Berlin Die Rolle Deutschlands in der Asylpolitik

Berlin · Mit seiner Behauptung, die Flüchtlingskrise sei kein europäisches, sondern ein deutsches Problem, hat Ungarns Ministerpräsident Viktor Orbán den Blick auf die Rolle Deutschlands in der europäischen Flüchtlingspolitik gelenkt.

CSU-Generalsekretär Andreas Scheuer stimmte Orbán bei der Einschätzung zu, dass die meisten Flüchtlinge nach Deutschland wollten. "Aber genau deswegen ist der Flüchtlingsansturm kein deutsches Problem, sondern die Mega-Herausforderung Europas." Bis dato versage die europäische Solidarität hier jedoch völlig. Ähnlich wertete Norbert Röttgen, der Vorsitzende des Auswärtigen Ausschusses des Bundestages, die neue Debatte: "Es handelt sich um eine europäische Herausforderung, die nur europäisch gelöst werden kann", betonte der CDU-Außenexperte. Solidarität sei der "Baustein Europas, auf den jeder immer wieder angewiesen ist", erklärte Röttgen.

Bei einem Besuch in Bern erklärte Kanzlerin Angela Merkel (CDU) die Asylpraxis der Schweiz zum Vorbild für ganz Europa: "Ich glaube, dass wir die Prinzipien, die hier angewandt werden, auch in der Europäischen Union als gemeinsame Prinzipien wirken lassen sollten." Sie bezog sich auf das Schnellverfahren bei Asylsuchenden aus Westbalkan-Staaten. Zwischen der Anhörung der Betroffenen und deren Rückführung nach einer negativen Entscheidung vergehen oft nicht mehr als 48 Stunden. Die Zahl der Asylsuchenden aus diesen Ländern sank um mehr als 90 Prozent.
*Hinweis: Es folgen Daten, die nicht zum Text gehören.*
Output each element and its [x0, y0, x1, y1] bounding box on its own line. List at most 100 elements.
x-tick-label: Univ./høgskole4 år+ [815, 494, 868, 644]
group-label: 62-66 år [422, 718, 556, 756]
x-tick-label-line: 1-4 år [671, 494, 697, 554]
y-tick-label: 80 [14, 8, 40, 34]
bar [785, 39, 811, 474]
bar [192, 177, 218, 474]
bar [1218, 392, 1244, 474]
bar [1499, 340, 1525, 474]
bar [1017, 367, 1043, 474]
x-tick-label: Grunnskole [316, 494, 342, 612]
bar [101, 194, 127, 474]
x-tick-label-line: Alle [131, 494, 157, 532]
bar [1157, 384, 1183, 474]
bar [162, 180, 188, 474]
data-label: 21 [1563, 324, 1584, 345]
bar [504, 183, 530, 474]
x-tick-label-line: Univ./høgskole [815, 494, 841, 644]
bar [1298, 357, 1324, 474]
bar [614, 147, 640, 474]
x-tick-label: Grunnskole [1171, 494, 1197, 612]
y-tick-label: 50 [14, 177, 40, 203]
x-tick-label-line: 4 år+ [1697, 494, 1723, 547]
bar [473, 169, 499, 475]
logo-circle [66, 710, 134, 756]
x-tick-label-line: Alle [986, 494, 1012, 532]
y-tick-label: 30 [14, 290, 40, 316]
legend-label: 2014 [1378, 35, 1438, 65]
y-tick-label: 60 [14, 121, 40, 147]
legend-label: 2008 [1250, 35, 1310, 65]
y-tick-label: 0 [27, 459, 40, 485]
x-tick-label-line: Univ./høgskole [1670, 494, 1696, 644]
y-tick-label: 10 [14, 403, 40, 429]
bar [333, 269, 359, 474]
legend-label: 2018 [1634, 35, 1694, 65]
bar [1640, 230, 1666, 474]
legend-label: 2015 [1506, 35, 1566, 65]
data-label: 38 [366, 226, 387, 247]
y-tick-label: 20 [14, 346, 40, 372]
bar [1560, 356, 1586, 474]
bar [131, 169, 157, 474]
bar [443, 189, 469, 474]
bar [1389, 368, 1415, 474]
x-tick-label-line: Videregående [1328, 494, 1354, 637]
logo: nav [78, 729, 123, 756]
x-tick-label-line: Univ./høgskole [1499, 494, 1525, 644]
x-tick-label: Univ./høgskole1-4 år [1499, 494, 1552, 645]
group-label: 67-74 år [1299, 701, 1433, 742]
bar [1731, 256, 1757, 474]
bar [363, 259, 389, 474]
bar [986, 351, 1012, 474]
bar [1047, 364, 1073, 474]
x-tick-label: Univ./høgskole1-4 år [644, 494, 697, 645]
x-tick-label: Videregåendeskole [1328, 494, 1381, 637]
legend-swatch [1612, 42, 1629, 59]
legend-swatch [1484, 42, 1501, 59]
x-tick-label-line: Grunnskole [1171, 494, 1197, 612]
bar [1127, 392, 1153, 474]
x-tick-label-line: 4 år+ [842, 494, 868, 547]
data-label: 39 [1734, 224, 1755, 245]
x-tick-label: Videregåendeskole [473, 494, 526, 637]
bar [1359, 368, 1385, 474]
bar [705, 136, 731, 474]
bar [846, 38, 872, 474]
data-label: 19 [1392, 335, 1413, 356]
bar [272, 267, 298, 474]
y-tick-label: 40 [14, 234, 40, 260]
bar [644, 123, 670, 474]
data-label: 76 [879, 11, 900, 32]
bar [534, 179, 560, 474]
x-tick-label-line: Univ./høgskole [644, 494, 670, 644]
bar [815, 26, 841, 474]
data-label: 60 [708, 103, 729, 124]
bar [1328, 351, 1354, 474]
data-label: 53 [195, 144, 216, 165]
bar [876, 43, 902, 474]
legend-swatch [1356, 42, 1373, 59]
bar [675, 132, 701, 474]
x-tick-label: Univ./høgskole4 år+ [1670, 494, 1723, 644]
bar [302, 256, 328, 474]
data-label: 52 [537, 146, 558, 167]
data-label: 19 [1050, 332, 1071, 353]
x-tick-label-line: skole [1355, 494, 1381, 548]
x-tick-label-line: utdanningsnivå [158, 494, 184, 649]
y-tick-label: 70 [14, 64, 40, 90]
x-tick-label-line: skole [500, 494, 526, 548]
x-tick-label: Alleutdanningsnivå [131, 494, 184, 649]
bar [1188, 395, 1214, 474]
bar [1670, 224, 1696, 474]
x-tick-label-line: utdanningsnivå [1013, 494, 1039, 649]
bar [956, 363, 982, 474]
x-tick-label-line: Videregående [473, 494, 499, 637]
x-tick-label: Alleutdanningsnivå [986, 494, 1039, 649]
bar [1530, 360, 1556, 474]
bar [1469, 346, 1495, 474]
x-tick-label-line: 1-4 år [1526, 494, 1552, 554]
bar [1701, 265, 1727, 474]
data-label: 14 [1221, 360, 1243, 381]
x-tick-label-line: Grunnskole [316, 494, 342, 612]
Die Schweiz als Beispiel für den notwendigen Umgang Europas mit dem Anschwellen der Flüchtlingszahlen zu nennen, trifft bei Angela Merkel zusammen mit einer europäischen Initiative. Dafür hat sie Frankreichs Präsident François Hollande ins Boot geholt. Eingreifende Veränderungen in europäischen Positionen hat es in der Vergangenheit immer nur gegeben, wenn Deutschland und Frankreich gemeinsam vorgingen. Nun hat Merkel es offenbar geschafft, die Vorbehalte gegen feste Quoten in Paris auszuräumen. Merkel teilte in Bern mit, Deutschland habe in dieser Frage eine "Vielzahl von Verbündeten". Tatsächlich sprach Hollande bereits von "permanenten und verbindlichen Mechanismen", mit denen die Aufnahme und gerechte Verteilung von Flüchtlingen in Europa organisiert werden sollte.

Bundestagsvizepräsident Johannes Singhammer (CSU) befürchtet, dass Deutschland ohne eine europäische Asylregelung Hauptzielland der Flüchtlinge bleibt. Die Tatsache, dass München in diesem Jahr "allein so viele Flüchtlinge" aufnehme wie das "große und stolze Polen insgesamt", nennt Singhammer ein "erschreckendes Beispiel der mangelnden europäischen Solidarität".